The producer very effectively used a bare stage with a few essential movable properties. The choice of cast for the female characters was apt but the cast that formed the male characters had their limitations - I think, generally maximum interpretation of male character is not possible for a female and vice versa-but this is a limitation that could be overlooked. The costuming matched the day to day dress of our local fisher folk.

Although the movements of the characters were meaningfully performed in keeping with the situation demanded, the meaningfulness of the dialogue fell within certain limitations. Voice training and finer voice modulation would have ensured that the general audience, which is usually enticed by glamorous costumes and actions, follow and understand the dialogue better. This would have enhanced greater involvement of the general audience.

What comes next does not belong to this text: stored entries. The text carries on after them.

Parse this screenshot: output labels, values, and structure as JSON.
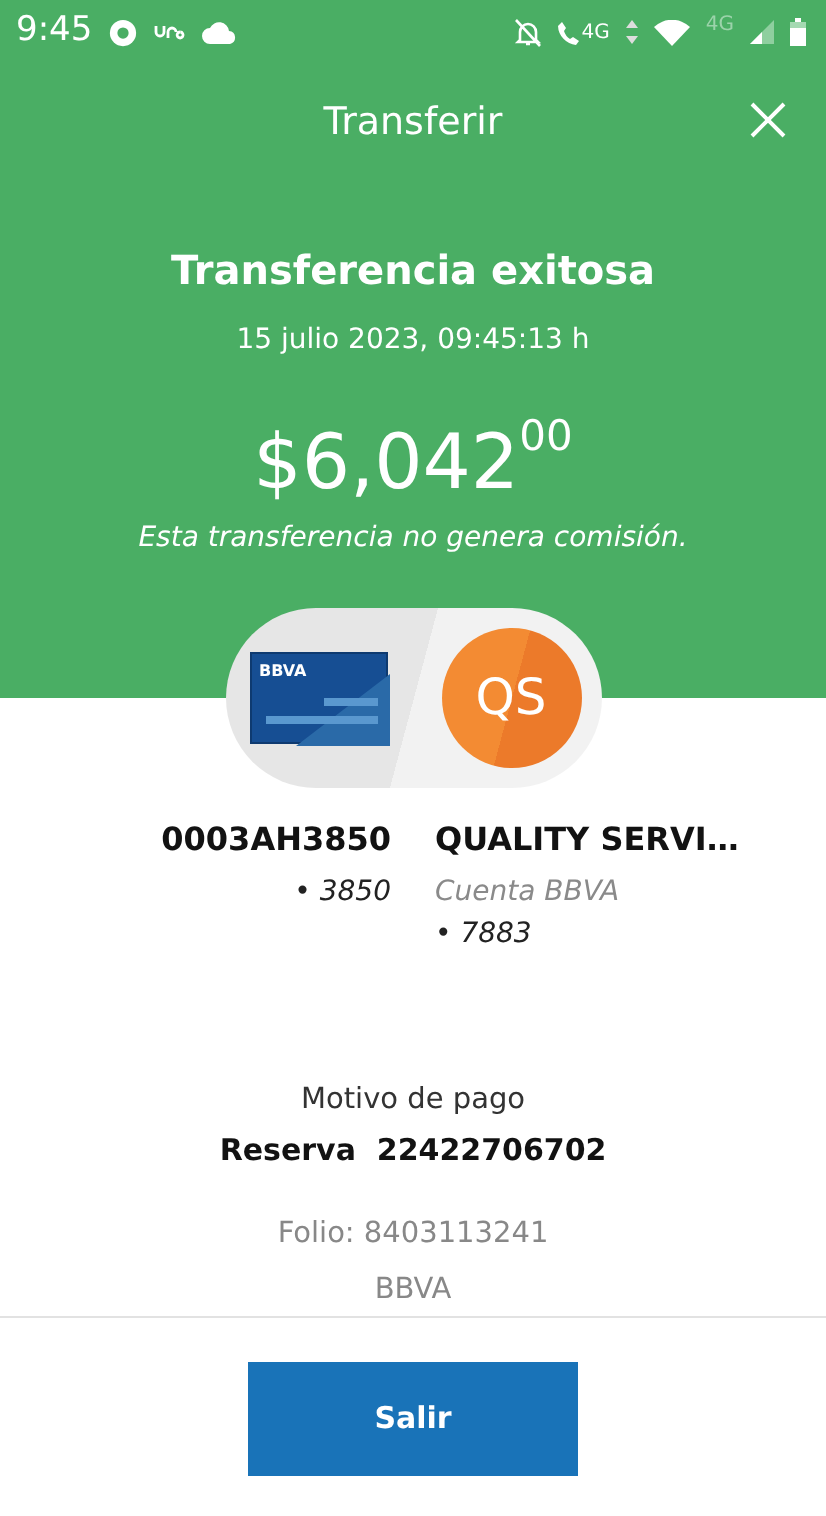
{
  "status_bar": {
    "time": "9:45",
    "call_network": "4G",
    "data_network": "4G"
  },
  "header": {
    "title": "Transferir"
  },
  "result": {
    "title": "Transferencia exitosa",
    "datetime": "15 julio 2023, 09:45:13 h",
    "amount": "$6,042$^{00}$",
    "note": "Esta transferencia no genera comisión."
  },
  "origin": {
    "card_brand": "BBVA",
    "name": "0003AH3850",
    "account": "• 3850"
  },
  "destination": {
    "initials": "QS",
    "name": "QUALITY SERVI…",
    "bank": "Cuenta BBVA",
    "account": "• 7883"
  },
  "payment_reason": {
    "label": "Motivo de pago",
    "value": "Reserva  22422706702"
  },
  "info_lines": [
    "Folio: 8403113241",
    "BBVA"
  ],
  "footer": {
    "button": "Salir"
  }
}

Another strategy brought into play was the localised drum beat and the Tamilized chorus on and off stage, which effectively conveyed communal or group emotion from the start to the finish. In this nexus, the introduction of the characters with the chorus and drum beat, and speaking out pieces of the dialogue contributed to set the mood for the play from the start. Background sounds; (sawing, nailing) off stage evoked suspense in the minds of the audience who actually hoped to see a coffin brought in.

On the whole Riders to the Sea was a success story and this was reflected in the behaviour of the audience who physically and emotionally accepted this temporarily as the real world.

The stage production of Riders to the Sea has gone through various phases of a proper theatrical regime thus making it the first play to experience organised development, so I would consider this to be a milestone in the English theatrical tradition in Batticaloa. I hope this would pave the way for better and more stage presentations in English in the future.